Europol joue également un rôle important dans la coordination des efforts de lutte contre la cybercriminalité aux niveaux européen et international.

European Money Mule Action — EMMA — juin, octobre et novembre 2023

Europol a soutenu une série d’opérations coordonnées impliquant 26 pays afin de lutter contre les mules financières et leurs recruteurs.

Soutien au réseau InterCOP — depuis 2023

Europol soutient le réseau InterCOP, composé de services de police internationaux qui partagent leur expertise et développent conjointement des interventions et des campagnes de prévention de la cybercriminalité.

Journées d’action conjointes EMPACT en Europe du Sud-Est — novembre 2023

Europol a soutenu les services de police de toute l’Europe dans le cadre d’une initiative coordonnée à grande échelle visant à lutter contre :

  • le trafic d’armes à feu ;
  • le trafic de drogue ;
  • le trafic de migrants ;
  • la traite des êtres humains.

Quelles sont les tendances futures ?

Le rapport identifie plusieurs tendances futures susceptibles de structurer l’évolution de la cybercriminalité.
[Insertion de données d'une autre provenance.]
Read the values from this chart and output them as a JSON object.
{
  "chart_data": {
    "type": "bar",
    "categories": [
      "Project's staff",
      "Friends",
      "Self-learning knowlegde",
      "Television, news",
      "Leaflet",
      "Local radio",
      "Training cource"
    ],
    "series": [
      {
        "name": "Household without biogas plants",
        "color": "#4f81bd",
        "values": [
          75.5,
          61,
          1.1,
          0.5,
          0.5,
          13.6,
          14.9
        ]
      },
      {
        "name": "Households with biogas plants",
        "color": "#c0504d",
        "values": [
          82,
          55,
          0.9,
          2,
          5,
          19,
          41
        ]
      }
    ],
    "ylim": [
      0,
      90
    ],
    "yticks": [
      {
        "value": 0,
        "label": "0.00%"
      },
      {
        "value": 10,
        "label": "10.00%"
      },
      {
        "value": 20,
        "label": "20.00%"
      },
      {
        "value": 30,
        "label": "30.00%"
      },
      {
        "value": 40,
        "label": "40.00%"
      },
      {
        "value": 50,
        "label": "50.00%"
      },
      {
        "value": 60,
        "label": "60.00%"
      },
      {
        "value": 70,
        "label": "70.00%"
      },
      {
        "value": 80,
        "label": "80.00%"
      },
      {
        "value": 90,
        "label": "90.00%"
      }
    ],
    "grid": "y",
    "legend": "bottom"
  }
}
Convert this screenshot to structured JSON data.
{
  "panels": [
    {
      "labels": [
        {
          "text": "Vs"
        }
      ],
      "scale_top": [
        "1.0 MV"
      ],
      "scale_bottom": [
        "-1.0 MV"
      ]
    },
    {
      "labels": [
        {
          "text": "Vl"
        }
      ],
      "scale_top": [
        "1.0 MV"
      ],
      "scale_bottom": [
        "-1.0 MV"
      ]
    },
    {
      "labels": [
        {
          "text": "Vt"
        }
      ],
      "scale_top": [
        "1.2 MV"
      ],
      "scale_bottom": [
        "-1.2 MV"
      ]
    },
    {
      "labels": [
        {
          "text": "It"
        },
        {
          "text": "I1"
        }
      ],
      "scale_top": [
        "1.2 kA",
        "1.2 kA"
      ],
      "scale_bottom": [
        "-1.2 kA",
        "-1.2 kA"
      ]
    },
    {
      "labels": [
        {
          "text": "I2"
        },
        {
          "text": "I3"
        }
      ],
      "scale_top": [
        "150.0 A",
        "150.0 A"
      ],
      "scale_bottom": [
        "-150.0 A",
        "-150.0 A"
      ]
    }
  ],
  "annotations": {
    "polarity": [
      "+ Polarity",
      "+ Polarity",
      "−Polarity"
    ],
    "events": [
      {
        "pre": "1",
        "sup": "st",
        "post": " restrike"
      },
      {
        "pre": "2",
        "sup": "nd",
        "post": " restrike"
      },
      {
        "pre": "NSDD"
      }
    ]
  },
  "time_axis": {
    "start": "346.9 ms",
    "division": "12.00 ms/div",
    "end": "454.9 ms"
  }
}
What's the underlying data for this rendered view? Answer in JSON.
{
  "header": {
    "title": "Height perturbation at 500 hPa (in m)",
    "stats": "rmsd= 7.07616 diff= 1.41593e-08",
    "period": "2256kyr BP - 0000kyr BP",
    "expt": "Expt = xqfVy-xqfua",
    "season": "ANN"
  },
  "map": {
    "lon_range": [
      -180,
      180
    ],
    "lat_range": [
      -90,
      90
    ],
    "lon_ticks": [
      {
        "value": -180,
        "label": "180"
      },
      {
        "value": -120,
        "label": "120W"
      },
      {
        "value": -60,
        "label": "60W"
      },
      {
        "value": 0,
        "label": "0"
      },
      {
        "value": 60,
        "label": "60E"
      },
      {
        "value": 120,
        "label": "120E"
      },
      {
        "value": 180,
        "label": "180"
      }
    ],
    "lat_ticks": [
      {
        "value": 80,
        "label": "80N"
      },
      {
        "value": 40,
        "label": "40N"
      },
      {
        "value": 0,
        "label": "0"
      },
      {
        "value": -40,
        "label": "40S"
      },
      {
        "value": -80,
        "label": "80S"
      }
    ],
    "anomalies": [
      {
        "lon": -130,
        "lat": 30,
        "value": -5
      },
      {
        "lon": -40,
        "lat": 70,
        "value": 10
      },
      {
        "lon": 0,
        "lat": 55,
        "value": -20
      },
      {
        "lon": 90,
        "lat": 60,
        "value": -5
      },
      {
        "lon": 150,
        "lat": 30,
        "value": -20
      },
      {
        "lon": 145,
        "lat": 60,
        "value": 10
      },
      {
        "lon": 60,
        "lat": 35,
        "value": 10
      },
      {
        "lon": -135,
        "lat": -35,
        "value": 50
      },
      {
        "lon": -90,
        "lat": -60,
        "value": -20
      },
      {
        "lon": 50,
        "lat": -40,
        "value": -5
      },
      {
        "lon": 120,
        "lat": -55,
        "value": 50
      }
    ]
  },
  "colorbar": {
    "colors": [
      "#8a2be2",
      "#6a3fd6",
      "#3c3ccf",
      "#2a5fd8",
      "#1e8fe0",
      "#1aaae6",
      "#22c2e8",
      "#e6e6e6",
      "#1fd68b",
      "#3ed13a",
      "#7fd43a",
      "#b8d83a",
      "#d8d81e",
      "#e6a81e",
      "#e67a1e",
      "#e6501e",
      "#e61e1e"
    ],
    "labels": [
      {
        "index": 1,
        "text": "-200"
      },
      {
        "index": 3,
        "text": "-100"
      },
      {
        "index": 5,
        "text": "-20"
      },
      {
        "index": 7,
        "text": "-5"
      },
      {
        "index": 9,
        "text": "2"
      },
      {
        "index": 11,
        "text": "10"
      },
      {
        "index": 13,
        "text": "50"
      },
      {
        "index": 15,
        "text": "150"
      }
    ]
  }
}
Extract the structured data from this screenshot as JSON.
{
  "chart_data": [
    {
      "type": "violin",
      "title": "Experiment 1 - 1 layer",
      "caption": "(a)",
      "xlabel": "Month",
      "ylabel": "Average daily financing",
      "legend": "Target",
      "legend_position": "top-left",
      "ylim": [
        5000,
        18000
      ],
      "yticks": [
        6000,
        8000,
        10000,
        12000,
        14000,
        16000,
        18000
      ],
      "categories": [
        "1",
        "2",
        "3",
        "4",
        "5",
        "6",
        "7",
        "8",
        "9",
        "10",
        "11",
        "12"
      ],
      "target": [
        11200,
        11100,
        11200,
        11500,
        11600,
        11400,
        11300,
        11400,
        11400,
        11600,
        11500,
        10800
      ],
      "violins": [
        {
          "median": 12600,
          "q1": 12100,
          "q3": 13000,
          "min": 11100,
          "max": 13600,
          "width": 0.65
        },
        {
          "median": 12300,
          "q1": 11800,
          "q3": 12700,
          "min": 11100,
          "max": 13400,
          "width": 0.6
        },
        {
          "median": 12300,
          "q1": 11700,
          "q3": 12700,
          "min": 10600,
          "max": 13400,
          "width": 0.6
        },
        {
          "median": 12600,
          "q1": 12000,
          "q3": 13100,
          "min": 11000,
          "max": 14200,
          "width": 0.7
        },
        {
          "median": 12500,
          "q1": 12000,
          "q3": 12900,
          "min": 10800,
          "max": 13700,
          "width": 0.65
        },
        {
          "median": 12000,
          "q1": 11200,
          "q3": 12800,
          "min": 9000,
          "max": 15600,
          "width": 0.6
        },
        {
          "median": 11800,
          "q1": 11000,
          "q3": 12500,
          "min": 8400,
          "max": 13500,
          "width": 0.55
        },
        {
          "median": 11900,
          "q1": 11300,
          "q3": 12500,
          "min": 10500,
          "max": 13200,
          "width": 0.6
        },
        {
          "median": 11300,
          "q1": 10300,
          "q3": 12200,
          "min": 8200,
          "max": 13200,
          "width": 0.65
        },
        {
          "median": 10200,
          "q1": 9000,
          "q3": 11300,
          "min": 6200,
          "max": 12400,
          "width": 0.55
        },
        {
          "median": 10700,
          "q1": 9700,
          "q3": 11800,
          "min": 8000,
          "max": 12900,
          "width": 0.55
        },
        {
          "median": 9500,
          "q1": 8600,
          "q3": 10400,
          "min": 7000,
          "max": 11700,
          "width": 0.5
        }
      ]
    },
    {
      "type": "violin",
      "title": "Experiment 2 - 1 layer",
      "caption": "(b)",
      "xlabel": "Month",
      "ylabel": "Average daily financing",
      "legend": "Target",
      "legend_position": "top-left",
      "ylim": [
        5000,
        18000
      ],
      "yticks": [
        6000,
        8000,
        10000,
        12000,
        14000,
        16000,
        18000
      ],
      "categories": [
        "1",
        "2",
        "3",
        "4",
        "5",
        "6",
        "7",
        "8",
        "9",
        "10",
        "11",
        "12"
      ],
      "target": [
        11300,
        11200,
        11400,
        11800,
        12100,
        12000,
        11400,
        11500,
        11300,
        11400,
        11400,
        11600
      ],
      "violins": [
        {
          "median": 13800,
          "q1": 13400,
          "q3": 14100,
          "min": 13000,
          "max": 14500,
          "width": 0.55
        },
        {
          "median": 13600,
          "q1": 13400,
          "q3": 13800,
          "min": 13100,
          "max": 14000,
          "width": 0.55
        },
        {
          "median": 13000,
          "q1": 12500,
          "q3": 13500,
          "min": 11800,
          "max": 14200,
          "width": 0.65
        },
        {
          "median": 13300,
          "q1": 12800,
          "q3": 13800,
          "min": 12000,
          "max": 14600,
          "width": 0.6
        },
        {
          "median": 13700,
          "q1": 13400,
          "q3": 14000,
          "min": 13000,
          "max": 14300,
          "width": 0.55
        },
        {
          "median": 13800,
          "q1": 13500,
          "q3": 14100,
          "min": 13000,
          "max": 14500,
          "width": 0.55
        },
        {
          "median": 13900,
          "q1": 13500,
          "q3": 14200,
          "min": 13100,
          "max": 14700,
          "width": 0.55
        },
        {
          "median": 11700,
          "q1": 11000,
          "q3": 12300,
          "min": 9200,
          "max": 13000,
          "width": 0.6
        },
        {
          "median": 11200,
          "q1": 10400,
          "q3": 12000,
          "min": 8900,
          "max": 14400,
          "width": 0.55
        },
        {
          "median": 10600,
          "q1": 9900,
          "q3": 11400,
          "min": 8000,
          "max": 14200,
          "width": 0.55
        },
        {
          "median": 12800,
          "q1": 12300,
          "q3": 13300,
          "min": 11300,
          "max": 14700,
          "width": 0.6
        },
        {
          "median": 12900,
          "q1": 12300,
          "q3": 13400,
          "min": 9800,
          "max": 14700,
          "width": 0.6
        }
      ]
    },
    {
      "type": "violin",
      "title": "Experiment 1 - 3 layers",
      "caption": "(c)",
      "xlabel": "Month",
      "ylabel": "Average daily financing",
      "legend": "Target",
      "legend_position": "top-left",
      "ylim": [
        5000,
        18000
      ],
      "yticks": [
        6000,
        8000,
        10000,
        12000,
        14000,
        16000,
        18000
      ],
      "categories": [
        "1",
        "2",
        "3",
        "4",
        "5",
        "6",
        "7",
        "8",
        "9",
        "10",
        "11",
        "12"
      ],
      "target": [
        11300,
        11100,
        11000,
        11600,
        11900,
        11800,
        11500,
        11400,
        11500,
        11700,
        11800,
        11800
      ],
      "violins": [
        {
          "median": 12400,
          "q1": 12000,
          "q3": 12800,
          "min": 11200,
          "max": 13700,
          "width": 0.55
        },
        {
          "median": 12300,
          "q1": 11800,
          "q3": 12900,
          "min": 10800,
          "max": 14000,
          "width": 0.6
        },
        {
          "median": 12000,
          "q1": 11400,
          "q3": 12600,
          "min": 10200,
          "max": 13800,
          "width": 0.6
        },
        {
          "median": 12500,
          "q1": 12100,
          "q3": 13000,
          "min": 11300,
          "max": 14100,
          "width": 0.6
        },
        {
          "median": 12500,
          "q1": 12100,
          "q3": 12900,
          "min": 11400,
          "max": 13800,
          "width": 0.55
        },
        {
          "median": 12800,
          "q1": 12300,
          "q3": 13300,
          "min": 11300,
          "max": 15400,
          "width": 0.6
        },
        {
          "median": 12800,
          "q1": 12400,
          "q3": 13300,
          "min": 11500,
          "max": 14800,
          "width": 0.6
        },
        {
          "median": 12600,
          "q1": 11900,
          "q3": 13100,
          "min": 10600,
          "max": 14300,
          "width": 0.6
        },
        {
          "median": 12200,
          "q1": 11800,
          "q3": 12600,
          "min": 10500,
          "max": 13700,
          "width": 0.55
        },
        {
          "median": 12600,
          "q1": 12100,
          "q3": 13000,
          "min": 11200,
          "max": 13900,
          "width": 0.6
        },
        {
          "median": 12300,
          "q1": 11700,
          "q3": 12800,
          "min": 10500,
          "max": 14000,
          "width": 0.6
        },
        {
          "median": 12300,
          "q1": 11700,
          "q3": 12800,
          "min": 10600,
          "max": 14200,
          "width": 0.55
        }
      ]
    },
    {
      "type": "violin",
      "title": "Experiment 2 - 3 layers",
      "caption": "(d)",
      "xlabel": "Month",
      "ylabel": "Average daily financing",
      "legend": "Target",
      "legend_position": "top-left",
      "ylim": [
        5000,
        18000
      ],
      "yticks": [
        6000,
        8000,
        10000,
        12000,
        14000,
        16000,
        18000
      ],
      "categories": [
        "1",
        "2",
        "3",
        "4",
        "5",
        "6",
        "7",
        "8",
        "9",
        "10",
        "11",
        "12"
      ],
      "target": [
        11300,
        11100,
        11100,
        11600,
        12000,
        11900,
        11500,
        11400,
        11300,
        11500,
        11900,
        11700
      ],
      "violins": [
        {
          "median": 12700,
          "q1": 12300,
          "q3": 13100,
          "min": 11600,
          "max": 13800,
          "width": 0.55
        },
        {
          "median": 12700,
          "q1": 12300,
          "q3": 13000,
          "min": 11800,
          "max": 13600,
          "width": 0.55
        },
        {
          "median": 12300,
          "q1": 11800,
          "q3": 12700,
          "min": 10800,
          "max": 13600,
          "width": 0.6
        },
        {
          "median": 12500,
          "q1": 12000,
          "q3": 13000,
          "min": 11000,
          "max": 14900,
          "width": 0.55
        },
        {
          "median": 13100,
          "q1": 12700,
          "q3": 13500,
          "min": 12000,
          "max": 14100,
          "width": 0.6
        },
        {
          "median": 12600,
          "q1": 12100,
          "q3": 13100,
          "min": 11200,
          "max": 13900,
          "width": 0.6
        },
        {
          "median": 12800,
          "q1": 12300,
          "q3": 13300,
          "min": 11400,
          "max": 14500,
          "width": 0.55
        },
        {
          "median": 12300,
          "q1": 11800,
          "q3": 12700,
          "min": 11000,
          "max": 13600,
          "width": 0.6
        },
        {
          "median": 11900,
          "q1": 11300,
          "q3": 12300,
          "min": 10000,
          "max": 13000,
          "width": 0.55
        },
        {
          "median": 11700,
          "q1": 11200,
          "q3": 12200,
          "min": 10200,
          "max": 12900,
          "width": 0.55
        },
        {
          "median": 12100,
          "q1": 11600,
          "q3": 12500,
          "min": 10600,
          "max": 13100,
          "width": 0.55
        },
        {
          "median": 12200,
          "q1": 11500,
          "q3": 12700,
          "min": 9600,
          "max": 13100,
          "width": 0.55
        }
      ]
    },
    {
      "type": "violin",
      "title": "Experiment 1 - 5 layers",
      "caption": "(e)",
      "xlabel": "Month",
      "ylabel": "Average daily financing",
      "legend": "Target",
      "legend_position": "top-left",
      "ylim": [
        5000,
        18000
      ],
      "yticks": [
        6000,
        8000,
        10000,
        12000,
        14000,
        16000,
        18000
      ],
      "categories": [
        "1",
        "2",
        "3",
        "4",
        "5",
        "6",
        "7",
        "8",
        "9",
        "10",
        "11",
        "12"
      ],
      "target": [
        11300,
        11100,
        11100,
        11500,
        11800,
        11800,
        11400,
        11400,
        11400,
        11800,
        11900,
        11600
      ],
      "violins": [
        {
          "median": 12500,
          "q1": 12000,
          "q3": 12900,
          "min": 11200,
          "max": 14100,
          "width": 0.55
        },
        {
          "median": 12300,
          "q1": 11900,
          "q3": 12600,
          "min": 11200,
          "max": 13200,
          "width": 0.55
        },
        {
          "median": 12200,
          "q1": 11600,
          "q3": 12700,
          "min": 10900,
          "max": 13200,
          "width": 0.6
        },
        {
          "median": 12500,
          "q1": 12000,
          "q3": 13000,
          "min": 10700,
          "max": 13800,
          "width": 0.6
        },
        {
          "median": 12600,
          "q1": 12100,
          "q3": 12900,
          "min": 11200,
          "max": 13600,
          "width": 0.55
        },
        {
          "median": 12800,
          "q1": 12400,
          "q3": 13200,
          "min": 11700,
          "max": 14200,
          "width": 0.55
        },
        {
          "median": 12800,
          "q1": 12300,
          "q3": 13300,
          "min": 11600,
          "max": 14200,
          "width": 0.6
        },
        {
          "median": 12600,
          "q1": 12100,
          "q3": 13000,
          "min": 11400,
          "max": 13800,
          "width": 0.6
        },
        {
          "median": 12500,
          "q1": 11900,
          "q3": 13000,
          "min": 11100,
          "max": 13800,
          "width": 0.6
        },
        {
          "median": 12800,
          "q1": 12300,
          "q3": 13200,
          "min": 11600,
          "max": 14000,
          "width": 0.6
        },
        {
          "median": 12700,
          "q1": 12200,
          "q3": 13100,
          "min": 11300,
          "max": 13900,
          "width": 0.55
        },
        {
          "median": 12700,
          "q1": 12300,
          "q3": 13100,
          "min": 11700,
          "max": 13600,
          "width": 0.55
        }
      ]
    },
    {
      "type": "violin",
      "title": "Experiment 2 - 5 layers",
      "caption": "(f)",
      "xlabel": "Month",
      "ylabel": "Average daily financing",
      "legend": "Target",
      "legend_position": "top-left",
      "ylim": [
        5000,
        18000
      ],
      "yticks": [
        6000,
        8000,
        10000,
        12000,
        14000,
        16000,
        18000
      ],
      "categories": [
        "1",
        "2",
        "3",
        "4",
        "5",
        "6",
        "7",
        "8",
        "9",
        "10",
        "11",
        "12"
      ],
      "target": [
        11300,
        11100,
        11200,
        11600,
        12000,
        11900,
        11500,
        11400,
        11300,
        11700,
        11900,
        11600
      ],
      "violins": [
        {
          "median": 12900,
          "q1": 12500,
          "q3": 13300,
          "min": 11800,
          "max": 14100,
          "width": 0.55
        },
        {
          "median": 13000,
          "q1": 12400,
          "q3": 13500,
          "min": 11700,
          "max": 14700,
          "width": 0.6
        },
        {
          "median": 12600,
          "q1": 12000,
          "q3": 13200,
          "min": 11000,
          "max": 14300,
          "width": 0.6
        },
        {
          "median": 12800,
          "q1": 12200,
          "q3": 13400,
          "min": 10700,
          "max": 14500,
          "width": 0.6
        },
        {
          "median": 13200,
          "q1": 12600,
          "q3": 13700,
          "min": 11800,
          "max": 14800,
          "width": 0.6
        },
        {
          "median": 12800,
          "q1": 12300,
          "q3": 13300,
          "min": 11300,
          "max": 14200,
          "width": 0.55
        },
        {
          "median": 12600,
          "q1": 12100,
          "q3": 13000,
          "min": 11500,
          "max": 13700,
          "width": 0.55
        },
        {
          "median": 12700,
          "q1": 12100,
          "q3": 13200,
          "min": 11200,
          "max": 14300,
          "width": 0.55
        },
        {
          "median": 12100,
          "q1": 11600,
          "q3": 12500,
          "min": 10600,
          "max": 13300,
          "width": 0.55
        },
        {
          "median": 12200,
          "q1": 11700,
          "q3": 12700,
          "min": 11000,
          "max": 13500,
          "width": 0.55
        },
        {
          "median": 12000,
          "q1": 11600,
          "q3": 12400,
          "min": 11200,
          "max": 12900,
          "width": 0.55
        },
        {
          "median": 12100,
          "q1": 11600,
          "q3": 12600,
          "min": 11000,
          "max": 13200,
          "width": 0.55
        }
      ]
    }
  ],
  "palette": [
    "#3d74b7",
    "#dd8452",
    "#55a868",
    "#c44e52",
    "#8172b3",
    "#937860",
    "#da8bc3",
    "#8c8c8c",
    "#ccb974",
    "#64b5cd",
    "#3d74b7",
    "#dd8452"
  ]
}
L’adoption plus large des outils et services d’intelligence artificielle par les cybercriminels crée de nouvelles menaces.

L’intelligence artificielle est utilisée pour améliorer les méthodes criminelles, automatiser certaines tâches et produire des scripts ou contenus frauduleux plus convaincants.

Les modèles de langage malveillants devraient prendre une importance croissante dans le cadre du crime-as-a-service — CaaS.

L’utilisation abusive de la technologie deepfake dans les affaires d’extorsion sexuelle devrait augmenter.

L’adoption plus large des principes du Web3 pourrait conduire à un Internet encore plus décentralisé, offrant de nouvelles possibilités aux cybercriminels.

De nouveaux types de RaaS — ransomware-as-a-service — sont également susceptibles d’apparaître.